The island of Inchmarnock is an incredibly rare opportunity to own a beautiful island in the Firth of Clyde with hundreds of years of history and a staggeringly beautiful location.
With some properties it’s hard to know where to start. And in the case of Inchmarnock — an island in the Firth of Clyde, just across the water from Rothesay and just 40 miles as the crow flies from Glasgow — you begin to wonder if the word ‘property’ is even adequate.
This beautiful island of 660 acres — which is for sale through Strutt & Parker with a £1.4m price tag — has been used by people for thousands of years. It’s been a Bronze Age settlement, a medieval monastery, a burial ground for the Scots who were slain 750 years ago at the Battle of Largs, a 17th century hermit’s retreat, a smugglers’ hideout and a D-Day training ground.

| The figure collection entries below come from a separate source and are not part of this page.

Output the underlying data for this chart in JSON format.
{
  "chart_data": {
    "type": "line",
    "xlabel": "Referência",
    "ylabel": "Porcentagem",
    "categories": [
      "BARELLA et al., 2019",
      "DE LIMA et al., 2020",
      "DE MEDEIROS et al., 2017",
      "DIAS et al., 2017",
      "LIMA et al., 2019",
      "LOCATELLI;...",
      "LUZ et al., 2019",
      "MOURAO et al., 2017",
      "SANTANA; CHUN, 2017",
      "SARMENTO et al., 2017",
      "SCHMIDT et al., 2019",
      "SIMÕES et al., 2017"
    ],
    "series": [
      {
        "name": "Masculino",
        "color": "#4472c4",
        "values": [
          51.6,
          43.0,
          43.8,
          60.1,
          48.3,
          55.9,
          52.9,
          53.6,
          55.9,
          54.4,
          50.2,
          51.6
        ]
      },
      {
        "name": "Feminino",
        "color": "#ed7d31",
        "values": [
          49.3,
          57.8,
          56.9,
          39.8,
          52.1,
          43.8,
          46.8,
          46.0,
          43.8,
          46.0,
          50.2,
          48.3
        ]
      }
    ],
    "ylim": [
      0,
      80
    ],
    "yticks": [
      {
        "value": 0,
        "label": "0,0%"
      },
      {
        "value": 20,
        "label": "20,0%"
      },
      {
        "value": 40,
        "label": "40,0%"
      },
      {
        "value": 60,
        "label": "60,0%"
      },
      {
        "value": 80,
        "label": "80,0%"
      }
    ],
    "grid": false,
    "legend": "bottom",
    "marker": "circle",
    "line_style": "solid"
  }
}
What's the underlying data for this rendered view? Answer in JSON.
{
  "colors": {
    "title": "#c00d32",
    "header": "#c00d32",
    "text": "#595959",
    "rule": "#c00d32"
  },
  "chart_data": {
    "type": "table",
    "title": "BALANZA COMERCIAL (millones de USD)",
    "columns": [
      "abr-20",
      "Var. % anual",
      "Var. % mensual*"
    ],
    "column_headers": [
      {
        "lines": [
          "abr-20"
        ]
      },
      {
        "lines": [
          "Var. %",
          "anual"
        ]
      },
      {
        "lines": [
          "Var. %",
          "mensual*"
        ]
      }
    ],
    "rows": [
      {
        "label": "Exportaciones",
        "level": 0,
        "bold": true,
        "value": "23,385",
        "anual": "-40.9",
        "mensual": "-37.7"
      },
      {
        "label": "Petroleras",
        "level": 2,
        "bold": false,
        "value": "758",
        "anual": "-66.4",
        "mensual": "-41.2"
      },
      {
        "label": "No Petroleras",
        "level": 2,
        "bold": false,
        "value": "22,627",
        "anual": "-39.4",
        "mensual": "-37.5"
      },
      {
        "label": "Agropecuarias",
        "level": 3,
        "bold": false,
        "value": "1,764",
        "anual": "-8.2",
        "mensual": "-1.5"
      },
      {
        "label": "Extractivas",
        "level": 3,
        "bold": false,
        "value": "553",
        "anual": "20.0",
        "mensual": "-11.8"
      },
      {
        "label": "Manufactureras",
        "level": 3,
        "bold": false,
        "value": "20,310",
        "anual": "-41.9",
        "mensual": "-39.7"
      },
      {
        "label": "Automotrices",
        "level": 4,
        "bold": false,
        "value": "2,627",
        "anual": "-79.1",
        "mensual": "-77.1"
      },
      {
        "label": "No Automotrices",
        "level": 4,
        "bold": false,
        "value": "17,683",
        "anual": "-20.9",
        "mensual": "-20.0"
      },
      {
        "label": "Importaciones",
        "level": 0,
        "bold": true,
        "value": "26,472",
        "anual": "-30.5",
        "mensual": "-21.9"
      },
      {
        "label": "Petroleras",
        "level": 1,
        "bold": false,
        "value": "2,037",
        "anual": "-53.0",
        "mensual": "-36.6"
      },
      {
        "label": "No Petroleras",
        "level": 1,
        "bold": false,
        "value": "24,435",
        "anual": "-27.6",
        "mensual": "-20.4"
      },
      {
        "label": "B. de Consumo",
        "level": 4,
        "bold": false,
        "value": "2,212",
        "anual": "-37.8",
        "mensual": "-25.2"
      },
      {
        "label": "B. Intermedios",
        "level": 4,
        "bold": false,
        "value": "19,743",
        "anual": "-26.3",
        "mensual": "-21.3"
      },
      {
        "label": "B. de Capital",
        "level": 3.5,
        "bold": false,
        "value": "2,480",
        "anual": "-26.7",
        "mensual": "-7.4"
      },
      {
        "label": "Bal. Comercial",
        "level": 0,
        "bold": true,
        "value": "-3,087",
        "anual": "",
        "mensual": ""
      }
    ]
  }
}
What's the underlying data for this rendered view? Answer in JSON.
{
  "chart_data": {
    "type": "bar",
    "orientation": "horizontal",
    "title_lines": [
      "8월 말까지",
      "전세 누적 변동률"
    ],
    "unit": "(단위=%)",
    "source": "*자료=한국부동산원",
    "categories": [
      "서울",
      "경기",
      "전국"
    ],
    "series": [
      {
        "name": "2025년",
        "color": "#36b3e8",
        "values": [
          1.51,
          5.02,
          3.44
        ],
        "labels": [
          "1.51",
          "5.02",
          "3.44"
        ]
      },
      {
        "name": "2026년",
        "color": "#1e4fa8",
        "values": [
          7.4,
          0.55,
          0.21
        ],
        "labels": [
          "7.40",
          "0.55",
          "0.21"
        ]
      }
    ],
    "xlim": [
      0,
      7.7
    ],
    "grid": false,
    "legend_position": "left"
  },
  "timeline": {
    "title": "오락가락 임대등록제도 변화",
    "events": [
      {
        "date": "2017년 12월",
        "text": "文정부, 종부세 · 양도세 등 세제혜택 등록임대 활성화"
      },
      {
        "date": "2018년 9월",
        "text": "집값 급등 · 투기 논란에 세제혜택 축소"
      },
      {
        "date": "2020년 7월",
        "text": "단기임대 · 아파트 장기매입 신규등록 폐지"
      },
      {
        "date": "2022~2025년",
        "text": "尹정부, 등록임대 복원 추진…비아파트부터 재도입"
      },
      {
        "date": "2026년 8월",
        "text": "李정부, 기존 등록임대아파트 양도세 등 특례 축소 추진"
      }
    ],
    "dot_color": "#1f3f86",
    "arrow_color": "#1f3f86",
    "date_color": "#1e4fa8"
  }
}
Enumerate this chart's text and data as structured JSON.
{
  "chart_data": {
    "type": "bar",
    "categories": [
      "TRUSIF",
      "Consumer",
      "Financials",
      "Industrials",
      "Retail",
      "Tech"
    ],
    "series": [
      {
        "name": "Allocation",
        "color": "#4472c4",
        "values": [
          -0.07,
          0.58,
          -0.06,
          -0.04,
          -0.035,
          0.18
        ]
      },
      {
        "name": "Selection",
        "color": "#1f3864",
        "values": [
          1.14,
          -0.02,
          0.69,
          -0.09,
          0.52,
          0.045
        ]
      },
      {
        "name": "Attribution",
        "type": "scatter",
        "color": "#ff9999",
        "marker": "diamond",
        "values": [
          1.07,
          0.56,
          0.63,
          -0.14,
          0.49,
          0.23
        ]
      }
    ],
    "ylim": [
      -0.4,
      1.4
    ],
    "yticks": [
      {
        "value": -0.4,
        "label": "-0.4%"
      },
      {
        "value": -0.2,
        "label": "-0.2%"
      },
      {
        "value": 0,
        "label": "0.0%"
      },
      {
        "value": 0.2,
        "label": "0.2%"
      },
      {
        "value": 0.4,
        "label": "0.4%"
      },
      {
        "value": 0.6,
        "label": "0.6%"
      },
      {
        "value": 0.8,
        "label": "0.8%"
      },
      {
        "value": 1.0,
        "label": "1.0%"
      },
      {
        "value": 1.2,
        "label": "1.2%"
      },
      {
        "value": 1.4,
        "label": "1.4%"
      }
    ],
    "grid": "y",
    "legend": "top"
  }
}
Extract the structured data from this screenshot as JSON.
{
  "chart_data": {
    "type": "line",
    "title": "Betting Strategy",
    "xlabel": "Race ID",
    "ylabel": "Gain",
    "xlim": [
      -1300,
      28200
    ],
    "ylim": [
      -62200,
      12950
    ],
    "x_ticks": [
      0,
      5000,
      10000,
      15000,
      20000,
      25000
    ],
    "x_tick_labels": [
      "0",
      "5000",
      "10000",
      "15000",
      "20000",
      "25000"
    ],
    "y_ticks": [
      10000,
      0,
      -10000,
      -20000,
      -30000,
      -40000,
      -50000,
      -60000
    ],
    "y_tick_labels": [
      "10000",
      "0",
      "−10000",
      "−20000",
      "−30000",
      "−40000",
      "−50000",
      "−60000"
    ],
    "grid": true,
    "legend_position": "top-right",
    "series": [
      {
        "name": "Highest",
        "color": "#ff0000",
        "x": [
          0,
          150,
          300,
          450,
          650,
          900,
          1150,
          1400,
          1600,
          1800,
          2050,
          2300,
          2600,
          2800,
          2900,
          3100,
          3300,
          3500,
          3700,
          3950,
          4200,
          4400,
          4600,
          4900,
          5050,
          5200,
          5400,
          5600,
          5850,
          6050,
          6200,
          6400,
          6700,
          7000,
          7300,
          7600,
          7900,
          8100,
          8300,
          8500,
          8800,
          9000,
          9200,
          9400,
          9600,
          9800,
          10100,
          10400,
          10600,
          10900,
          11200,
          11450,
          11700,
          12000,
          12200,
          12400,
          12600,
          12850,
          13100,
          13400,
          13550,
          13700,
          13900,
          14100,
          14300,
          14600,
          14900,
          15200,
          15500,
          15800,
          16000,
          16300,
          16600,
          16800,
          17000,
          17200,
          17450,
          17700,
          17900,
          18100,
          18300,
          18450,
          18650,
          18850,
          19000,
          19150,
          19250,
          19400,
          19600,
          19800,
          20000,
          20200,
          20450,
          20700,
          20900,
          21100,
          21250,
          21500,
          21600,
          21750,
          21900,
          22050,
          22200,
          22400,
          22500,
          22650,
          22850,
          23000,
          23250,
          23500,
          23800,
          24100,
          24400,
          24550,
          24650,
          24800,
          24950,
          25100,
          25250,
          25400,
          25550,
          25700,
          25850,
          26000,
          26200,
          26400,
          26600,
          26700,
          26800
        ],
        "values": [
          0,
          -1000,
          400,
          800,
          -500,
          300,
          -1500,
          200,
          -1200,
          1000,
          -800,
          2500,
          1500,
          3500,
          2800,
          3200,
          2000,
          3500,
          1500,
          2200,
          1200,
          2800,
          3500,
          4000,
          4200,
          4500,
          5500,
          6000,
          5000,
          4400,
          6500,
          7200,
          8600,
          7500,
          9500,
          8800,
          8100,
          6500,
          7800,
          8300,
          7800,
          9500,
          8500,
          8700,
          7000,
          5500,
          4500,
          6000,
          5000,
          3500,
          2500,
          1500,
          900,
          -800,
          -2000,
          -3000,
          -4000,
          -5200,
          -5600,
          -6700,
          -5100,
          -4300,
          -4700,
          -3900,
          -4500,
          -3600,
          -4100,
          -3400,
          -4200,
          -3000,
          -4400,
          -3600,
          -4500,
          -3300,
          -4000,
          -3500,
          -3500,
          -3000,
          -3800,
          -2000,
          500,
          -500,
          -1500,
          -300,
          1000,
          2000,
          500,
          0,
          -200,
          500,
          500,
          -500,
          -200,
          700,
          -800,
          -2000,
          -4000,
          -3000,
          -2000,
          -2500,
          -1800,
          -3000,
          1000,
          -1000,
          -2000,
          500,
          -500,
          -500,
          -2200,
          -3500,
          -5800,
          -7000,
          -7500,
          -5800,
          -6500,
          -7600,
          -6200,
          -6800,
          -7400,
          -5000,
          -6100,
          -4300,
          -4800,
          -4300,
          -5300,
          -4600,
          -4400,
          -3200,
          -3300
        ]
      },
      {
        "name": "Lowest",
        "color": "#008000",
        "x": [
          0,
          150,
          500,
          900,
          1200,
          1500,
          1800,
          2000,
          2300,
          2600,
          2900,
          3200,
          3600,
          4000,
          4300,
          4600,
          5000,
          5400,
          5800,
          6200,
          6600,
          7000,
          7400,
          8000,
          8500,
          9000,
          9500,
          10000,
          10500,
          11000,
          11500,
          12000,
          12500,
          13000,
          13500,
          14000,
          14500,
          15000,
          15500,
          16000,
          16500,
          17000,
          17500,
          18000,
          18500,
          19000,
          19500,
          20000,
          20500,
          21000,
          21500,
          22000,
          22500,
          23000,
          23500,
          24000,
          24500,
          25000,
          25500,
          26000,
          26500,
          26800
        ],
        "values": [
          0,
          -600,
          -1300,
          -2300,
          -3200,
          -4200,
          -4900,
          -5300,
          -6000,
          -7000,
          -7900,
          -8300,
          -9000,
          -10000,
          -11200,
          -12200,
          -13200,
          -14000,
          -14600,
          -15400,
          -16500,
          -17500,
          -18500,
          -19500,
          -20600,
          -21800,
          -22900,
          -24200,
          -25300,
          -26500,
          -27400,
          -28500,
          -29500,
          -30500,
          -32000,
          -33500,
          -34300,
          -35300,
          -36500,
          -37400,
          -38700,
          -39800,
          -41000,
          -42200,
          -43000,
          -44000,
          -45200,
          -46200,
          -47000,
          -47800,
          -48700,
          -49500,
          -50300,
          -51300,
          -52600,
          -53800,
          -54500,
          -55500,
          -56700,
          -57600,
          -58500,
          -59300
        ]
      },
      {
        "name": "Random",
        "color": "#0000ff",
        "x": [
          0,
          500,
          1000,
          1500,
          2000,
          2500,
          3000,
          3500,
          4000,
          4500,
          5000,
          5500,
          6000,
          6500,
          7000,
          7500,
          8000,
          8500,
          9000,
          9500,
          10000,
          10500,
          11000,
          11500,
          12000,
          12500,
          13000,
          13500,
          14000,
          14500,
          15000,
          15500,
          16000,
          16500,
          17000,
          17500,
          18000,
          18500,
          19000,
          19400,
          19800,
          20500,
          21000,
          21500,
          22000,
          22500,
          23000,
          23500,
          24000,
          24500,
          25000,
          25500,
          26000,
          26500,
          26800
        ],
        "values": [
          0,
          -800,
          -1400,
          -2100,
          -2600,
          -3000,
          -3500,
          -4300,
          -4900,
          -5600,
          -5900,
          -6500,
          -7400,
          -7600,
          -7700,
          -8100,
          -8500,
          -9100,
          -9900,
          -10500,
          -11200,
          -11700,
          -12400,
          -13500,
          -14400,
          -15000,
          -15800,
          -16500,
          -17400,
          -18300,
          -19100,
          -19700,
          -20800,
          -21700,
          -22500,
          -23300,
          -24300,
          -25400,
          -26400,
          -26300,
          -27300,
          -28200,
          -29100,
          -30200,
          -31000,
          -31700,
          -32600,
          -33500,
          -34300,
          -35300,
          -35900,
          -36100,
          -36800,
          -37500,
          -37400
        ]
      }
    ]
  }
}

It’s been inhabited, abandoned, repopulated, farmed and very probably used as a centre of learning by early Christians. Before the current owners took it on in 1999, it had been uninhabited for a quarter of a century.
Today, it offers a huge range of possibilities for whoever decides to take the place on. Herds of prime Scottish cattle have been raised here in recent years, and that farming could easily continue — but there are also fabulous sporting and leisure opportunities on an island that has five miles of coastland, woodland and open country.
One thing the island doesn’t currently have is a home — but the purchase does include a fine, four-bedroom house across the water at Straad, on the west coast of Bute.
The house, currently used as a holiday home, has its own slipway for The Marnock, a ferry that was specially-built for transporting livestock and machinery to and from Inchmarnock.
The house is modern but very pleasant with open plan kitchen, dining room and sitting room, a large master bedroom, two more good-sized bedrooms and a box room.
It’s been used as a holiday home by the owners of Inchmarnock for many years and never rented out; the views are utterly charming, looking out across this beautifully-unspoilt landscape of sea, sky and islands.
While the island itself has no home at the moment, there are a number of ruined buildings — some ancient, some more modern — which could, subject to the usual approvals and procedures, be turned into habitable accommodation again.
While it’d be wonderful to see the island repopulated, of course, but there are possibilities of all sorts forsuch a prime piece of land — the ruins in particular could become magical holiday homes, for example. It’s hard to imagine a prettier, safer or more secluded place for a family holiday.
Given that, and given the extraordinarily reasonable-sounding purchase price of £1.4m, it’s no surprise to hear that agents Strutt & Parker expect global interest in the place.
‘Inchmarnock is a stunning island rich in possibility,’ says Diane Fleming of Strutt & Parker’s Edinburgh office. ‘It’s stunning, with great heritage and is a peaceful and secluded haven, yet it is relatively accessible from Scotland’s central belt. We expect significant interest from national and international buyers.’